Does this sound familiar? You finally sort out what you want to do in life, what is important to you and how you can put it into action.  You spend a huge amount of time, money, and effort to get your small business off the ground and you make it happen!  So now you're doing exactly what you love…...and you’re also running a small business.  All of a sudden you’re spending so much time herding all the small bits of a business -  from making sure your printer has ink in it, to networking, and keeping your social media platforms up-to-date, relevant, and on brand - that you have less and less time to actually practice your work, or make sure you’ve eaten.

This is where your team comes in - whether you have one other person working with you or forty, they will have skills and strengths that benefit you and your small business. Let someone else take inventory of office supplies, submit forms, or schedule a social media campaign (tip #2 Plan Ahead!), or even attend networking events for you so you can focus on the stuff that got you started on the small business thing in the first place.

In the same way that an assistant can be your support team, they're also there for you to delegate to.  An executive & personal assistant like Done By 5 can take care of the smaller tasks like lunch and printer ink as well as the bigger tasks like branding, social media, and networking. Having that back up lets you to focus on the work that you started all of this for in the first place. 

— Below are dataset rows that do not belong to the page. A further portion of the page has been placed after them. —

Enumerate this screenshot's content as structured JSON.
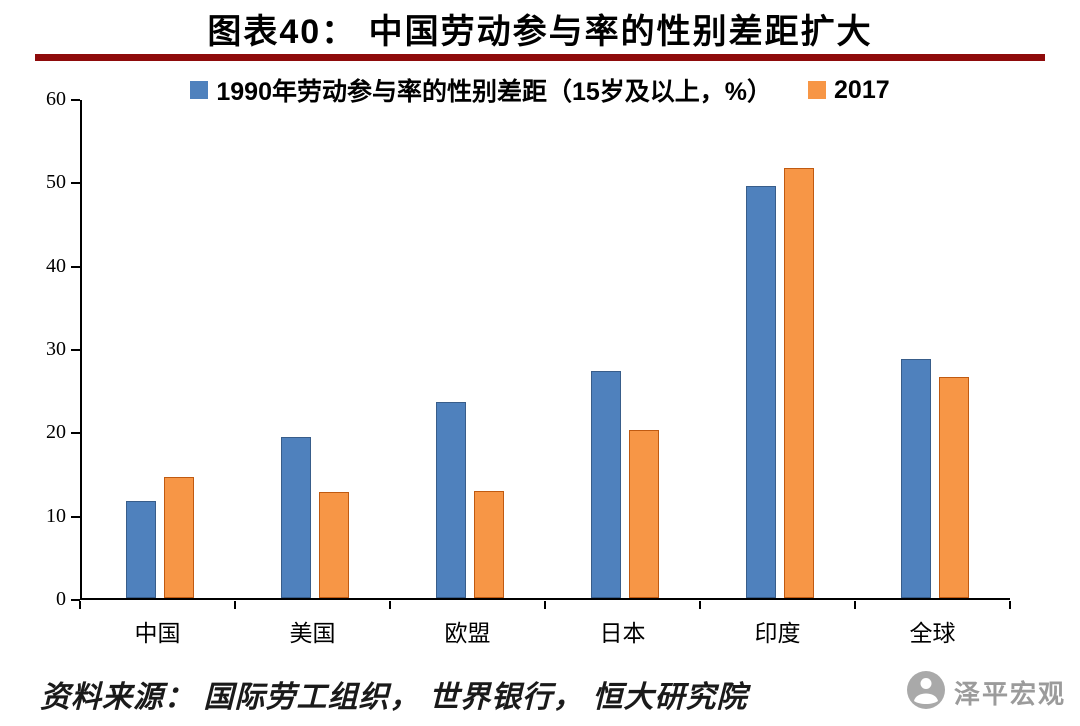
{
  "title": "图表40： 中国劳动参与率的性别差距扩大",
  "source_text": "资料来源： 国际劳工组织， 世界银行， 恒大研究院",
  "watermark": {
    "label": "泽平宏观",
    "logo": "person-badge-icon"
  },
  "colors": {
    "title_rule": "#8E0B0B",
    "axis": "#000000",
    "series_1990_fill": "#4F81BD",
    "series_1990_border": "#385D8A",
    "series_2017_fill": "#F79646",
    "series_2017_border": "#C05A11",
    "watermark_gray": "#9B9B9B"
  },
  "chart_data": {
    "type": "bar",
    "title": "图表40： 中国劳动参与率的性别差距扩大",
    "categories": [
      "中国",
      "美国",
      "欧盟",
      "日本",
      "印度",
      "全球"
    ],
    "series": [
      {
        "name": "1990年劳动参与率的性别差距（15岁及以上，%）",
        "color": "#4F81BD",
        "border": "#385D8A",
        "values": [
          11.7,
          19.3,
          23.5,
          27.3,
          49.5,
          28.7
        ]
      },
      {
        "name": "2017",
        "color": "#F79646",
        "border": "#C05A11",
        "values": [
          14.5,
          12.7,
          12.9,
          20.2,
          51.6,
          26.5
        ]
      }
    ],
    "xlabel": "",
    "ylabel": "",
    "ylim": [
      0,
      60
    ],
    "yticks": [
      0,
      10,
      20,
      30,
      40,
      50,
      60
    ],
    "legend_position": "top",
    "grid": false
  }
}
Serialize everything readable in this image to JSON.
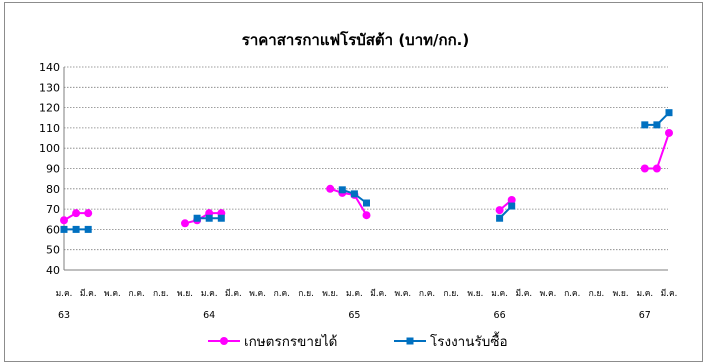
{
  "chart_data": {
    "type": "line",
    "title": "ราคาสารกาแฟโรบัสต้า (บาท/กก.)",
    "ylim": [
      40,
      140
    ],
    "yticks": [
      "40",
      "50",
      "60",
      "70",
      "80",
      "90",
      "100",
      "110",
      "120",
      "130",
      "140"
    ],
    "grid": true,
    "legend_position": "bottom",
    "month_labels": [
      "ม.ค.",
      "มี.ค.",
      "พ.ค.",
      "ก.ค.",
      "ก.ย.",
      "พ.ย."
    ],
    "years": [
      "63",
      "64",
      "65",
      "66",
      "67"
    ],
    "series": [
      {
        "name": "เกษตรกรขายได้",
        "color": "#ff00ff",
        "marker": "circle",
        "segments": [
          [
            [
              0,
              64.5
            ],
            [
              1,
              68
            ],
            [
              2,
              68
            ]
          ],
          [
            [
              10,
              63
            ],
            [
              11,
              64.5
            ],
            [
              12,
              68
            ],
            [
              13,
              68
            ]
          ],
          [
            [
              22,
              80
            ],
            [
              23,
              78
            ],
            [
              24,
              77
            ],
            [
              25,
              67
            ]
          ],
          [
            [
              36,
              69.5
            ],
            [
              37,
              74.5
            ]
          ],
          [
            [
              48,
              90
            ],
            [
              49,
              90
            ],
            [
              50,
              107.5
            ]
          ]
        ]
      },
      {
        "name": "โรงงานรับซื้อ",
        "color": "#0070c0",
        "marker": "square",
        "segments": [
          [
            [
              0,
              60
            ],
            [
              1,
              60
            ],
            [
              2,
              60
            ]
          ],
          [
            [
              11,
              65.5
            ],
            [
              12,
              65.5
            ],
            [
              13,
              65.5
            ]
          ],
          [
            [
              23,
              79.5
            ],
            [
              24,
              77.5
            ],
            [
              25,
              73
            ]
          ],
          [
            [
              36,
              65.5
            ],
            [
              37,
              71.5
            ]
          ],
          [
            [
              48,
              111.5
            ],
            [
              49,
              111.5
            ],
            [
              50,
              117.5
            ]
          ]
        ]
      }
    ]
  }
}
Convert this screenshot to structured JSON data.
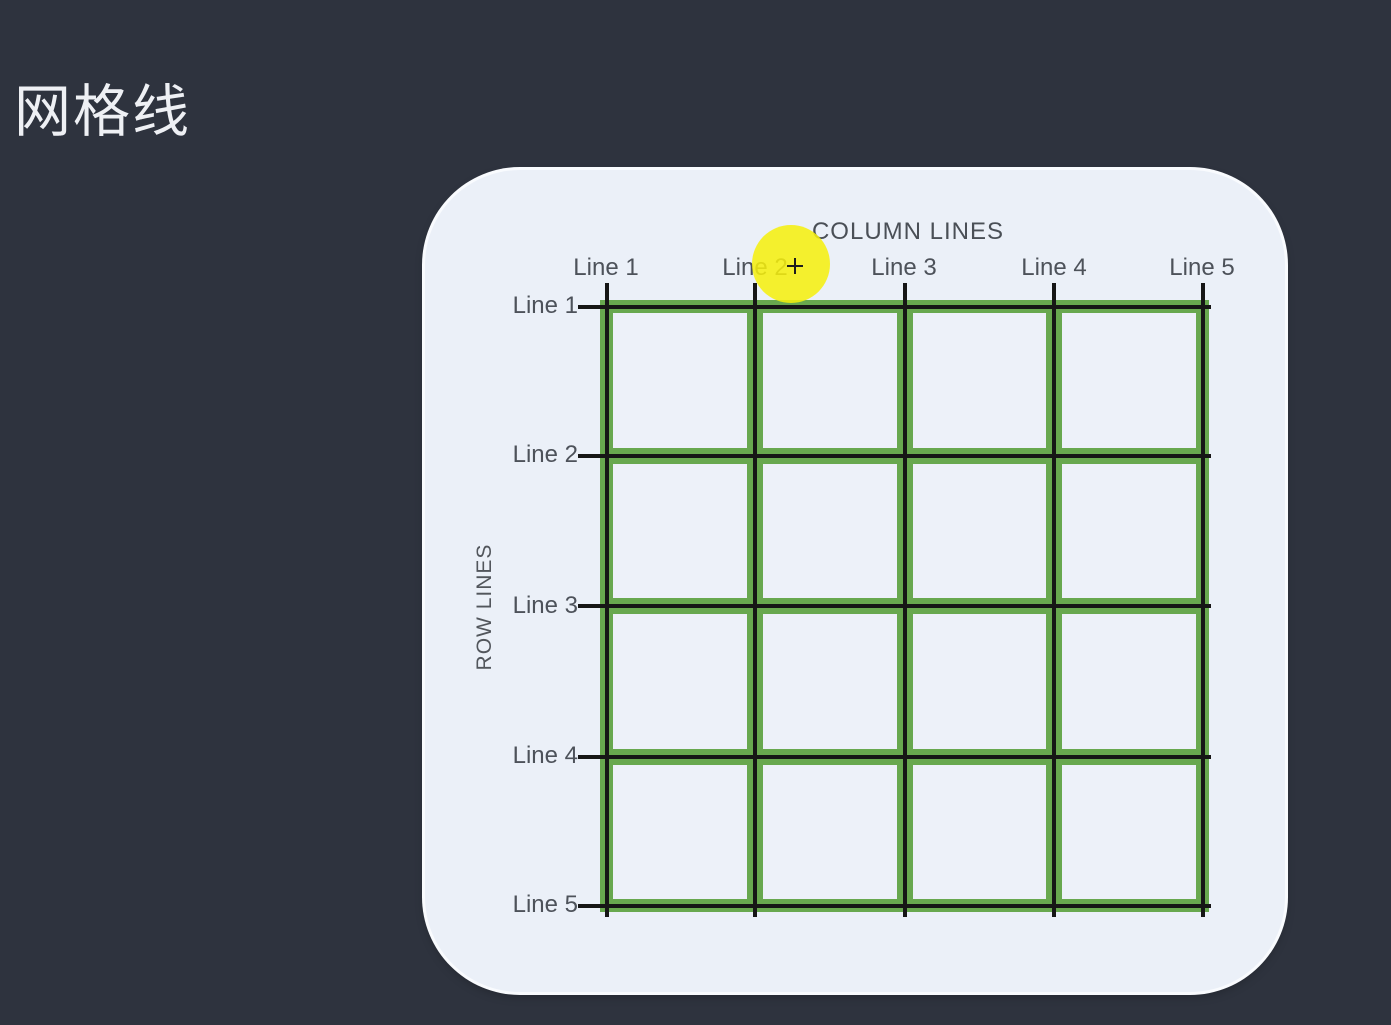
{
  "page": {
    "title": "网格线",
    "background_color": "#2e333e"
  },
  "card": {
    "column_axis_title": "COLUMN LINES",
    "row_axis_title": "ROW LINES",
    "column_labels": [
      "Line 1",
      "Line 2",
      "Line 3",
      "Line 4",
      "Line 5"
    ],
    "row_labels": [
      "Line 1",
      "Line 2",
      "Line 3",
      "Line 4",
      "Line 5"
    ],
    "grid": {
      "rows": 4,
      "columns": 4,
      "row_line_count": 5,
      "column_line_count": 5
    },
    "colors": {
      "card_background": "#ebf0f8",
      "grid_green": "#68a84f",
      "grid_line_black": "#161616",
      "label_gray": "#4d525a",
      "highlight_yellow": "#f6f00c"
    },
    "cursor_highlight": {
      "shape": "circle",
      "over_label": "Line 2",
      "cursor_type": "crosshair"
    }
  }
}
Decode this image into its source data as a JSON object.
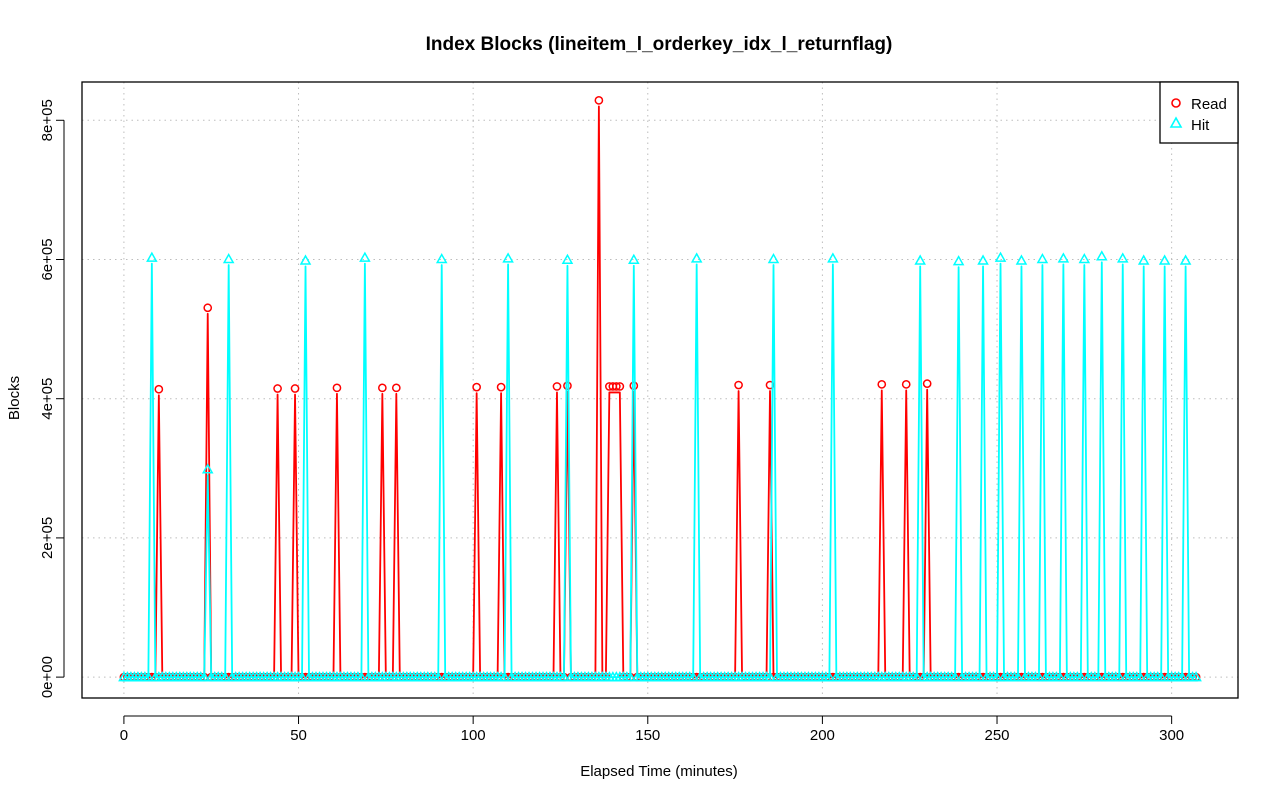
{
  "chart_data": {
    "type": "line",
    "title": "Index Blocks (lineitem_l_orderkey_idx_l_returnflag)",
    "xlabel": "Elapsed Time (minutes)",
    "ylabel": "Blocks",
    "xlim": [
      -12,
      319
    ],
    "ylim": [
      -30000,
      855000
    ],
    "x_ticks": [
      0,
      50,
      100,
      150,
      200,
      250,
      300
    ],
    "x_tick_labels": [
      "0",
      "50",
      "100",
      "150",
      "200",
      "250",
      "300"
    ],
    "y_ticks": [
      0,
      200000,
      400000,
      600000,
      800000
    ],
    "y_tick_labels": [
      "0e+00",
      "2e+05",
      "4e+05",
      "6e+05",
      "8e+05"
    ],
    "grid": true,
    "legend_position": "top-right",
    "x_range": [
      0,
      307
    ],
    "series": [
      {
        "name": "Read",
        "color": "#ff0000",
        "marker": "circle",
        "peaks": [
          {
            "x": 10,
            "y": 405000
          },
          {
            "x": 24,
            "y": 522000
          },
          {
            "x": 44,
            "y": 406000
          },
          {
            "x": 49,
            "y": 406000
          },
          {
            "x": 61,
            "y": 407000
          },
          {
            "x": 74,
            "y": 407000
          },
          {
            "x": 78,
            "y": 407000
          },
          {
            "x": 101,
            "y": 408000
          },
          {
            "x": 108,
            "y": 408000
          },
          {
            "x": 124,
            "y": 409000
          },
          {
            "x": 127,
            "y": 410000
          },
          {
            "x": 136,
            "y": 820000
          },
          {
            "x": 139,
            "y": 409000
          },
          {
            "x": 140,
            "y": 409000
          },
          {
            "x": 141,
            "y": 409000
          },
          {
            "x": 142,
            "y": 409000
          },
          {
            "x": 146,
            "y": 410000
          },
          {
            "x": 176,
            "y": 411000
          },
          {
            "x": 185,
            "y": 411000
          },
          {
            "x": 217,
            "y": 412000
          },
          {
            "x": 224,
            "y": 412000
          },
          {
            "x": 230,
            "y": 413000
          }
        ]
      },
      {
        "name": "Hit",
        "color": "#00ffff",
        "marker": "triangle",
        "peaks": [
          {
            "x": 8,
            "y": 594000
          },
          {
            "x": 24,
            "y": 290000
          },
          {
            "x": 30,
            "y": 592000
          },
          {
            "x": 52,
            "y": 590000
          },
          {
            "x": 69,
            "y": 594000
          },
          {
            "x": 91,
            "y": 592000
          },
          {
            "x": 110,
            "y": 593000
          },
          {
            "x": 127,
            "y": 591000
          },
          {
            "x": 146,
            "y": 591000
          },
          {
            "x": 164,
            "y": 593000
          },
          {
            "x": 186,
            "y": 592000
          },
          {
            "x": 203,
            "y": 593000
          },
          {
            "x": 228,
            "y": 590000
          },
          {
            "x": 239,
            "y": 589000
          },
          {
            "x": 246,
            "y": 590000
          },
          {
            "x": 251,
            "y": 594000
          },
          {
            "x": 257,
            "y": 590000
          },
          {
            "x": 263,
            "y": 592000
          },
          {
            "x": 269,
            "y": 593000
          },
          {
            "x": 275,
            "y": 592000
          },
          {
            "x": 280,
            "y": 596000
          },
          {
            "x": 286,
            "y": 593000
          },
          {
            "x": 292,
            "y": 590000
          },
          {
            "x": 298,
            "y": 590000
          },
          {
            "x": 304,
            "y": 590000
          }
        ]
      }
    ]
  }
}
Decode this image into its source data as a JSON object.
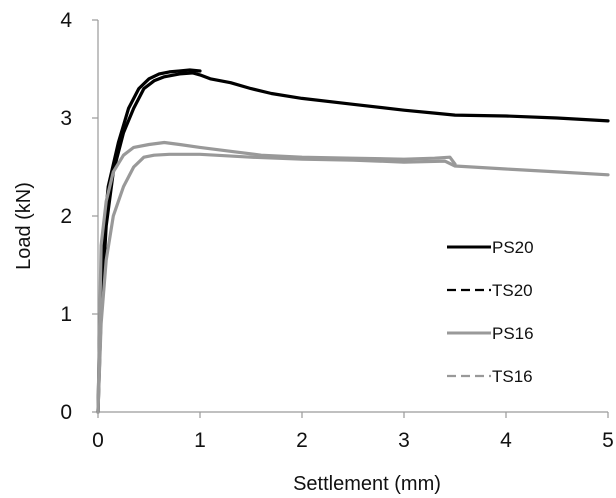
{
  "chart_data": {
    "type": "line",
    "title": "",
    "xlabel": "Settlement (mm)",
    "ylabel": "Load (kN)",
    "xlim": [
      0,
      5
    ],
    "ylim": [
      0,
      4
    ],
    "x_ticks": [
      0,
      1,
      2,
      3,
      4,
      5
    ],
    "y_ticks": [
      0,
      1,
      2,
      3,
      4
    ],
    "x_tick_labels": [
      "0",
      "1",
      "2",
      "3",
      "4",
      "5"
    ],
    "y_tick_labels": [
      "0",
      "1",
      "2",
      "3",
      "4"
    ],
    "grid": false,
    "legend_position": "right",
    "series": [
      {
        "name": "PS20",
        "color": "#000000",
        "line_style": "solid",
        "points": [
          [
            0,
            0
          ],
          [
            0.03,
            1.0
          ],
          [
            0.08,
            1.9
          ],
          [
            0.15,
            2.45
          ],
          [
            0.25,
            2.85
          ],
          [
            0.35,
            3.1
          ],
          [
            0.45,
            3.3
          ],
          [
            0.55,
            3.38
          ],
          [
            0.65,
            3.42
          ],
          [
            0.8,
            3.45
          ],
          [
            0.93,
            3.46
          ],
          [
            1.0,
            3.44
          ],
          [
            1.1,
            3.4
          ],
          [
            1.3,
            3.36
          ],
          [
            1.5,
            3.3
          ],
          [
            1.7,
            3.25
          ],
          [
            2.0,
            3.2
          ],
          [
            2.5,
            3.14
          ],
          [
            3.0,
            3.08
          ],
          [
            3.3,
            3.05
          ],
          [
            3.5,
            3.03
          ],
          [
            4.0,
            3.02
          ],
          [
            4.5,
            3.0
          ],
          [
            5.0,
            2.97
          ]
        ]
      },
      {
        "name": "TS20",
        "color": "#000000",
        "line_style": "dashed",
        "points": [
          [
            0,
            0
          ],
          [
            0.02,
            1.0
          ],
          [
            0.06,
            1.85
          ],
          [
            0.1,
            2.3
          ],
          [
            0.2,
            2.75
          ],
          [
            0.3,
            3.1
          ],
          [
            0.4,
            3.3
          ],
          [
            0.5,
            3.4
          ],
          [
            0.6,
            3.45
          ],
          [
            0.7,
            3.47
          ],
          [
            0.8,
            3.48
          ],
          [
            0.9,
            3.49
          ],
          [
            1.0,
            3.48
          ]
        ]
      },
      {
        "name": "PS16",
        "color": "#999999",
        "line_style": "solid",
        "points": [
          [
            0,
            0
          ],
          [
            0.03,
            0.9
          ],
          [
            0.08,
            1.55
          ],
          [
            0.15,
            2.0
          ],
          [
            0.25,
            2.3
          ],
          [
            0.35,
            2.5
          ],
          [
            0.45,
            2.6
          ],
          [
            0.55,
            2.62
          ],
          [
            0.7,
            2.63
          ],
          [
            1.0,
            2.63
          ],
          [
            1.5,
            2.6
          ],
          [
            2.0,
            2.58
          ],
          [
            2.5,
            2.57
          ],
          [
            3.0,
            2.55
          ],
          [
            3.4,
            2.56
          ],
          [
            3.5,
            2.51
          ],
          [
            4.0,
            2.48
          ],
          [
            4.5,
            2.45
          ],
          [
            5.0,
            2.42
          ]
        ]
      },
      {
        "name": "TS16",
        "color": "#999999",
        "line_style": "dashed",
        "points": [
          [
            0,
            0
          ],
          [
            0.03,
            1.7
          ],
          [
            0.08,
            2.15
          ],
          [
            0.15,
            2.45
          ],
          [
            0.25,
            2.62
          ],
          [
            0.35,
            2.7
          ],
          [
            0.5,
            2.73
          ],
          [
            0.65,
            2.75
          ],
          [
            0.8,
            2.73
          ],
          [
            1.0,
            2.7
          ],
          [
            1.3,
            2.66
          ],
          [
            1.6,
            2.62
          ],
          [
            2.0,
            2.6
          ],
          [
            2.5,
            2.59
          ],
          [
            3.0,
            2.58
          ],
          [
            3.3,
            2.59
          ],
          [
            3.45,
            2.6
          ],
          [
            3.5,
            2.53
          ]
        ]
      }
    ]
  }
}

Done by 5. DB5. Small business blog. Blog quote: "Your support network is your friends and family who aren't directly associated with you small business but respect and believe in you and your work." Small business advice. Small business tips.

6. Create a support network

Last but oh so very not least you need a solid support network.

Like a good team, a solid support network will keep your two feet on the ground (or sometimes on a massage table). Your support network is your friends and family who aren’t directly associated with your small business but respect and believe in you and your work. They may be other industry professionals who understand what you’re going through, or your significant other, or your best friends, or your mom or dad. Whoever they are, they are a crucial part of owning your own small business without driving yourself into the ground.  They’re there to help you get through hard times and celebrate accomplishments big and small.

Take the time necessary to build and nurture those relationships and reciprocate however your can.

What challenges have you found in running a small business and who has been there to support you?